Teenagers have sex. They do. About half of all STIs diagnosed in the U.S. are diagnosed in someone between the ages of 15 and 24 (25% of the sexually active population). I know that we’re taught to ignore it as an issue in a sort of, well if I don’t know about it then it’s not happening sort of way. And youth will have sex even if their parents and teachers tell them not to, only they probably won’t use condoms because they don’t know how or where to get them and are afraid that someone might see them buying them and tell their parents. (Hence the teenage pregnancies and STIs.) And it is our responsibilities as trusted adults to give them the information that can keep them safe. We have to tell them about condoms and show them condoms and not let them see any sort of discomfort at all. Condoms are tools to keep you safe. And 85% of youth do use them. But that number could be much higher.

Birth Control prevents pregnancies, and there are even methods that you have inserted by a doctor and then don’t have to think about for YEARS. How convenient for a teenager who can’t remember to eat breakfast before they rush off to school or to do the dishes before Mom gets home.

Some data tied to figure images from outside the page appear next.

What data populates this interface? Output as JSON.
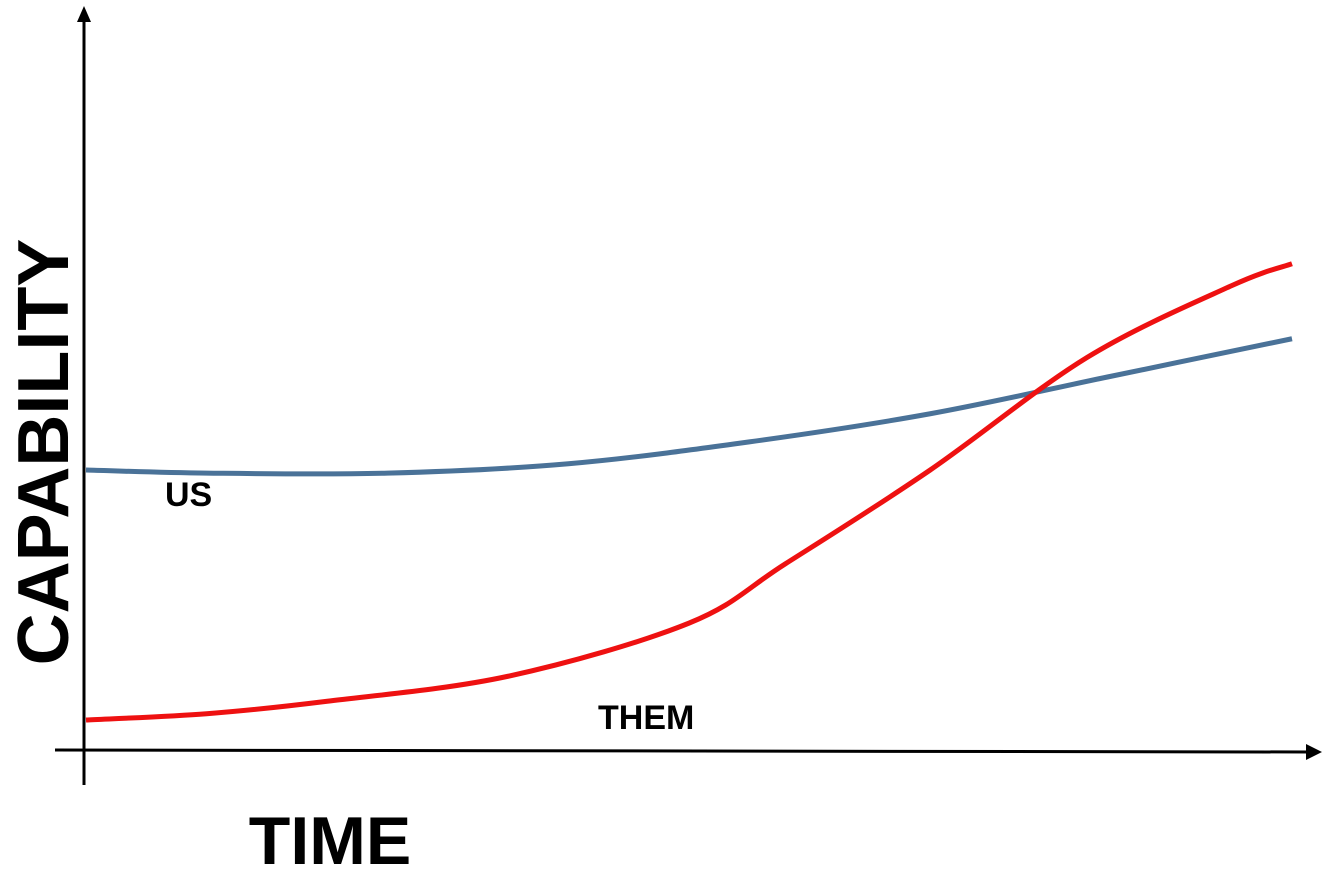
{
  "chart_data": {
    "type": "line",
    "title": "",
    "xlabel": "TIME",
    "ylabel": "CAPABILITY",
    "grid": false,
    "legend": "none",
    "ticks": "none",
    "xlim": [
      0,
      100
    ],
    "ylim": [
      0,
      100
    ],
    "series": [
      {
        "name": "US",
        "color": "#4a7298",
        "points": [
          [
            0,
            44
          ],
          [
            10,
            43.5
          ],
          [
            25,
            43.5
          ],
          [
            40,
            45
          ],
          [
            55,
            48.5
          ],
          [
            70,
            53
          ],
          [
            85,
            59
          ],
          [
            100,
            65
          ]
        ]
      },
      {
        "name": "THEM",
        "color": "#ee1111",
        "points": [
          [
            0,
            4
          ],
          [
            10,
            5
          ],
          [
            20,
            7
          ],
          [
            35,
            11
          ],
          [
            50,
            19.5
          ],
          [
            58,
            29
          ],
          [
            70,
            44
          ],
          [
            83,
            62
          ],
          [
            95,
            73.5
          ],
          [
            100,
            77
          ]
        ]
      }
    ]
  }
}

HIV is a big deal. It exists in our communities. It’s actually on the rise in Iowa, although is slowly declining overall in the U.S. And if youth know those things. If we can help them to understand just how serious HIV was just a few decades ago, and that they are still at risk today. If we can arm them with the knowledge of ways to keep themselves safe. If we can make sexuality just a normal part of life that they need to consider just like they do everything else? Then progress can happen.

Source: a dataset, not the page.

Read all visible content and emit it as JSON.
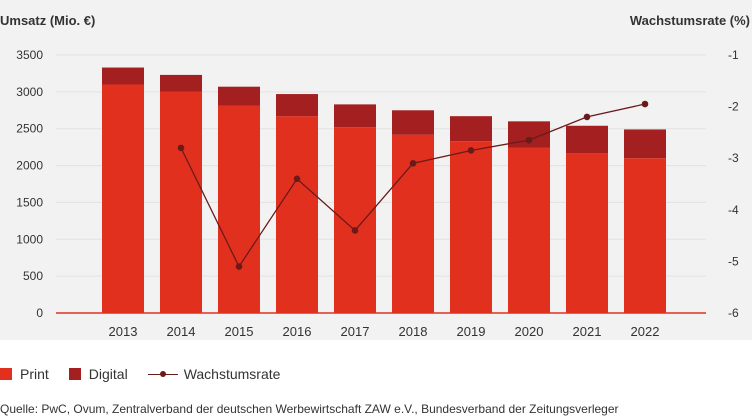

I will continue to think about the historical beginnings of what I do on a daily basis. And I will make every effort to keep the progress going. We’ve come a long way since the ’80s, and sometimes that makes people forget and take things lightly. But I will do my best to not let that historical aspect of fear and triumph and perseverance disappear in the lessons I teach. I very much feel the weight of responsibility of the pioneers of sex and sexuality education.

~Tristin

Edit: I was just re-reading this, and I want to clarify that I do not teach fear. What I was trying to say in that last paragraph was that I try and help students understand some of the complexities of the history of HIV and why accurate sex ed is so important.